Conseil municipal, on prépare la patate chaude ?

Lundi dernier a eu lieu un conseil municipal à Saint-Malo de Beignon. A l’ordre du jour la création d’un emploi permanent pour faire suite au contrat aidé d’un employé communal des services techniques et qui viendra à son terme le 13 avril prochain. « Compte tenu de la charge de travail sur la commune, il est nécessaire de recruter cet agent sous le statut d’adjoint technique territorial à mi-temps » a déclaré le maire. Chacun jugera de l’opportunité de ce recrutement dans une commune aussi riche que la nôtre !

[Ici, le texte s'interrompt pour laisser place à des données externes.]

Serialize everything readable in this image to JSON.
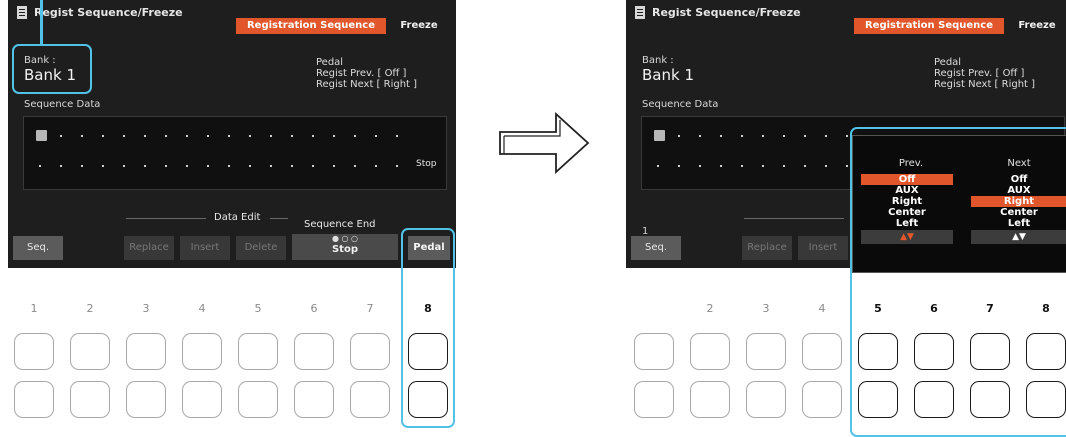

Mais le point important était surtout le dossier de la rue du Pré au recteur qui pourrait plutôt porter le nom de rue de la discorde. Et pour cause ! Ayant appris il y a quelques temps déjà, dans le plus grand silence, que les subventions attendues pour les travaux de cette rue ne seraient pas à la hauteur attendue, Marie-Hélène Herry ne pouvait plus attendre pour porter l’affaire devant le conseil municipal, la commune doit en effet contracter un emprunt communal avant le vote du budget 2019 qui aura lieu en mars afin que la balance des comptes soit à l’équilibre ! Cela en dit long sur la trésorerie de la commune ! C’est donc  150 000 € que la municipalité vient d’emprunter au crédit agricole pour faire face à sa trésorerie déficiente. Contrairement à ce que le compte rendu du conseil municipal sous-entend « ce prêt est fait dans l’attente des recettes liées aux subventions obtenues ». Dommage que le compte-rendu du conseil ait oublié de lister ces subventions attendues histoire de vérifier que nous sommes vraiment dans le cadre d’un prêt relais. Cette affaire couve depuis plusieurs semaines déjà et a provoqué quelques turbulences au niveau des élus qui, pour une fois, se sont sentis mis devant le fait accompli et surtout coresponsables du montage financier hasardeux de notre maire. Surprenant pour quelqu’un qui a déclaré lors des vœux du maire à Guer, lors de sa prise de parole comme conseillère départementale, qu’elle était expert-comptable.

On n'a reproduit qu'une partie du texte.